Pele de cobra no ninho: o ‘truque’ das aves para enganar predadores de ovos


Estratégia se mostrou eficiente no caso de ninhos feitos em cavidades fechadas, segundo artigo. Maria-cavaleira com pele de cobra no bico
Thiago Arruda
Um estudo realizado por pesquisadores da Universidade de Cornell, nos Estados Unidos, analisou um comportamento inusitado de algumas espécies de aves. Para proteger seus ninhos de predadores, elas incorporam pele de cobras para espantar pequenos mamíferos, como esquilos e camundongos.
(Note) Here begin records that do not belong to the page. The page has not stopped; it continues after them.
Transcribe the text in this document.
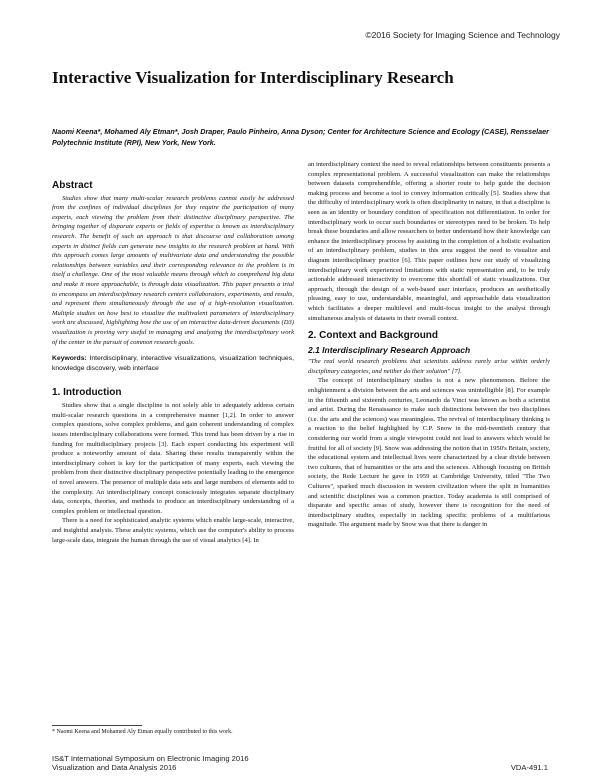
©2016 Society for Imaging Science and Technology
Interactive Visualization for Interdisciplinary Research
Naomi Keena*, Mohamed Aly Etman*, Josh Draper, Paulo Pinheiro, Anna Dyson; Center for Architecture Science and Ecology (CASE), Rensselaer Polytechnic Institute (RPI), New York, New York.
Abstract

Studies show that many multi-scalar research problems cannot easily be addressed from the confines of individual disciplines for they require the participation of many experts, each viewing the problem from their distinctive disciplinary perspective. The bringing together of disparate experts or fields of expertise is known as interdisciplinary research. The benefit of such an approach is that discourse and collaboration among experts in distinct fields can generate new insights to the research problem at hand. With this approach comes large amounts of multivariate data and understanding the possible relationships between variables and their corresponding relevance to the problem is in itself a challenge. One of the most valuable means through which to comprehend big data and make it more approachable, is through data visualization. This paper presents a trial to encompass an interdisciplinary research centers collaborators, experiments, and results, and represent them simultaneously through the use of a high-resolution visualization. Multiple studies on how best to visualize the multivalent parameters of interdisciplinary work are discussed, highlighting how the use of an interactive data-driven documents (D3) visualization is proving very useful in managing and analyzing the interdisciplinary work of the center in the pursuit of common research goals.

Keywords: Interdisciplinary, interactive visualizations, visualization techniques, knowledge discovery, web interface
1. Introduction

Studies show that a single discipline is not solely able to adequately address certain multi-scalar research questions in a comprehensive manner [1,2]. In order to answer complex questions, solve complex problems, and gain coherent understanding of complex issues interdisciplinary collaborations were formed. This trend has been driven by a rise in funding for multidisciplinary projects [3]. Each expert conducting his experiment will produce a noteworthy amount of data. Sharing these results transparently within the interdisciplinary cohort is key for the participation of many experts, each viewing the problem from their distinctive disciplinary perspective potentially leading to the emergence of novel answers. The presence of multiple data sets and large numbers of elements add to the complexity. An interdisciplinary concept consciously integrates separate disciplinary data, concepts, theories, and methods to produce an interdisciplinary understanding of a complex problem or intellectual question.

There is a need for sophisticated analytic systems which enable large-scale, interactive, and insightful analysis. These analytic systems, which use the computer's ability to process large-scale data, integrate the human through the use of visual analytics [4]. In

an interdisciplinary context the need to reveal relationships between constituents presents a complex representational problem. A successful visualization can make the relationships between datasets comprehendible, offering a shorter route to help guide the decision making process and become a tool to convey information critically [5]. Studies show that the difficulty of interdisciplinary work is often disciplinarity in nature, in that a discipline is seen as an identity or boundary condition of specification not differentiation. In order for interdisciplinary work to occur such boundaries or stereotypes need to be broken. To help break these boundaries and allow researchers to better understand how their knowledge can enhance the interdisciplinary process by assisting in the completion of a holistic evaluation of an interdisciplinary problem, studies in this area suggest the need to visualize and diagram interdisciplinary practice [6]. This paper outlines how our study of visualizing interdisciplinary work experienced limitations with static representation and, to be truly actionable addressed interactivity to overcome this shortfall of static visualizations. Our approach, through the design of a web-based user interface, produces an aesthetically pleasing, easy to use, understandable, meaningful, and approachable data visualization which facilitates a deeper multilevel and multi-focus insight to the analyst through simultaneous analysis of datasets in their overall context.

2. Context and Background
2.1 Interdisciplinary Research Approach

"The real world research problems that scientists address rarely arise within orderly disciplinary categories, and neither do their solution" [7].

The concept of interdisciplinary studies is not a new phenomenon. Before the enlightenment a division between the arts and sciences was unintelligible [8]. For example in the fifteenth and sixteenth centuries, Leonardo da Vinci was known as both a scientist and artist. During the Renaissance to make such distinctions between the two disciplines (i.e. the arts and the sciences) was meaningless. The revival of interdisciplinary thinking is a reaction to the belief highlighted by C.P. Snow in the mid-twentieth century that considering our world from a single viewpoint could not lead to answers which would be fruitful for all of society [9]. Snow was addressing the notion that in 1950's Britain, society, the educational system and intellectual lives were characterized by a clear divide between two cultures, that of humanities or the arts and the sciences. Although focusing on British society, the Rede Lecture he gave in 1959 at Cambridge University, titled "The Two Cultures", sparked much discussion in western civilization where the split in humanities and scientific disciplines was a common practice. Today academia is still comprised of disparate and specific areas of study, however there is recognition for the need of interdisciplinary studies, especially in tackling specific problems of a multifarious magnitude. The argument made by Snow was that there is danger in

* Naomi Keena and Mohamed Aly Etman equally contributed to this work.
IS&T International Symposium on Electronic Imaging 2016
Visualization and Data Analysis 2016	VDA-491.1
De acordo com o artigo publicado em dezembro na revista The American Naturalist, 78 espécies de aves, pertencentes a 22 famílias, utilizam pele de cobra em seus ninhos. A grande maioria dessas espécies são passeriformes.
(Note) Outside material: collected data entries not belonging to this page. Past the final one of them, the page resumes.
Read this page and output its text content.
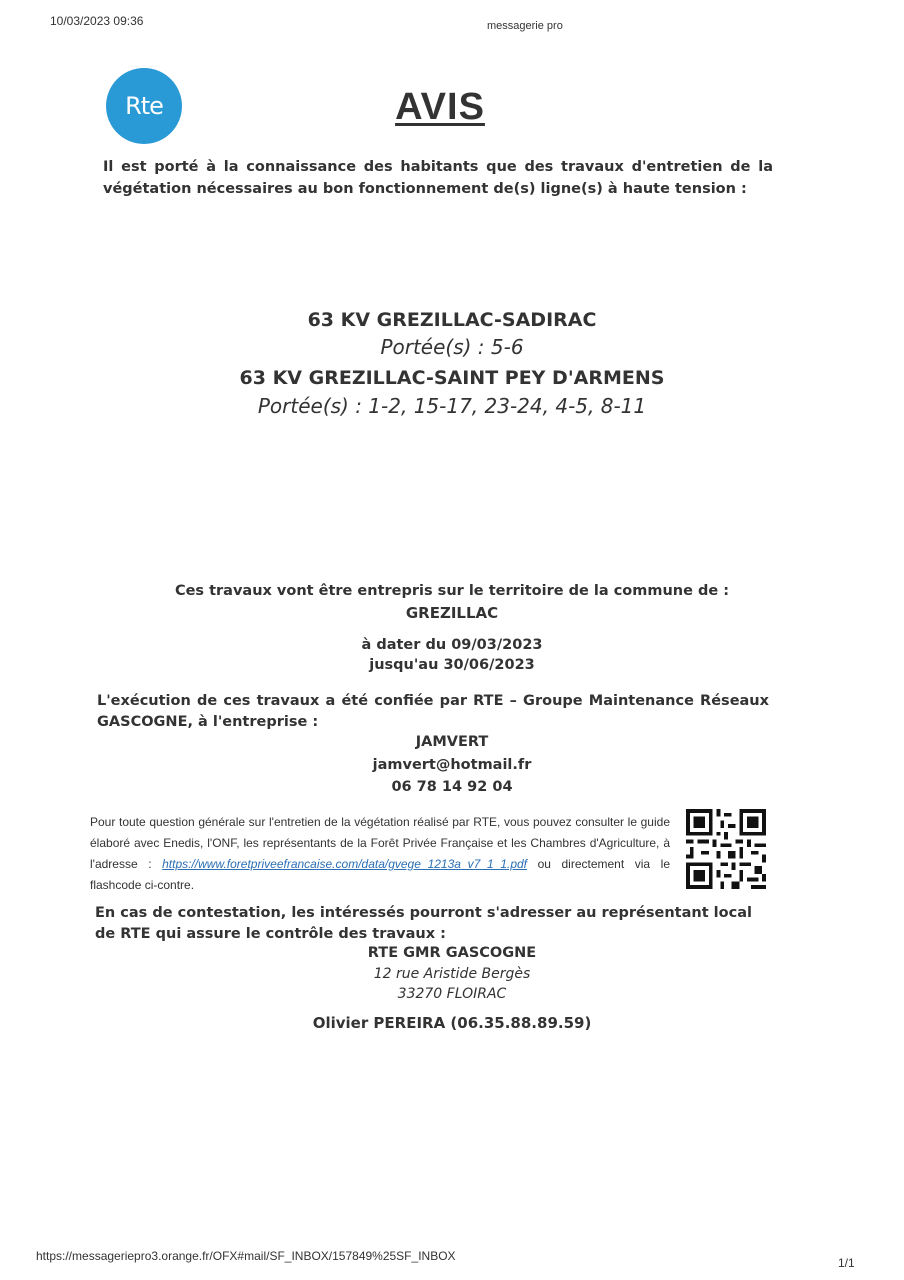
10/03/2023 09:36	messagerie pro
Rte	AVIS
Il est porté à la connaissance des habitants que des travaux d'entretien de la végétation nécessaires au bon fonctionnement de(s) ligne(s) à haute tension :
63 KV GREZILLAC-SADIRAC
Portée(s) : 5-6
63 KV GREZILLAC-SAINT PEY D'ARMENS
Portée(s) : 1-2, 15-17, 23-24, 4-5, 8-11
Ces travaux vont être entrepris sur le territoire de la commune de :
GREZILLAC
à dater du 09/03/2023
jusqu'au 30/06/2023
L'exécution de ces travaux a été confiée par RTE – Groupe Maintenance Réseaux GASCOGNE, à l'entreprise :
JAMVERT
jamvert@hotmail.fr
06 78 14 92 04
Pour toute question générale sur l'entretien de la végétation réalisé par RTE, vous pouvez consulter le guide élaboré avec Enedis, l'ONF, les représentants de la Forêt Privée Française et les Chambres d'Agriculture, à l'adresse : https://www.foretpriveefrancaise.com/data/gvege_1213a_v7_1_1.pdf ou directement via le flashcode ci-contre.
En cas de contestation, les intéressés pourront s'adresser au représentant local de RTE qui assure le contrôle des travaux :
RTE GMR GASCOGNE
12 rue Aristide Bergès
33270 FLOIRAC
Olivier PEREIRA (06.35.88.89.59)
https://messageriepro3.orange.fr/OFX#mail/SF_INBOX/157849%25SF_INBOX	1/1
Esses pequenos mamíferos provavelmente evitam a pele de cobra porque associam sua presença a um risco real de predação. Muitos deles são predados por cobras na natureza, e o cheiro ou a aparência da pele pode ser um fator que reduz a predação.
No entanto, a estratégia se mostrou eficiente somente para ninhos feitos em cavidades naturais, como buracos em árvores ou em rochas. A presença de pele de cobra nesse tipo de ninho foi, em média, sete vezes maior do que em ninhos abertos (no formato de cesta).
Pele de cobra dentro de ninho em cavidade artificial
Lynda Williams
“Ninhos de cavidade limitam a diversidade de predadores para espécies de pequeno porte, muitas das quais são rotineiramente comidas por cobras e têm medo da visão ou do cheiro da pele de cobra em ninhos de pássaros”, escrevem os autores.
Isso contrasta com as comunidades de predadores de ninhos abertos, que são mais diversas e frequentemente incluem predadores que não têm uma história evolutiva forte de interações temerosas com cobras, como as aves. Veja algumas espécies que utilizam a estratégia:
Myiarchus crinitus
Myiarchus cinerascens
Troglodytes aedon
Thryomanes bewickii
Baeolophus bicolor
Embora o estudo tenha listado 78 espécies, os autores sugerem que esse número pode ser subestimado, já que nem todas as espécies têm seus comportamentos de nidificação bem documentados.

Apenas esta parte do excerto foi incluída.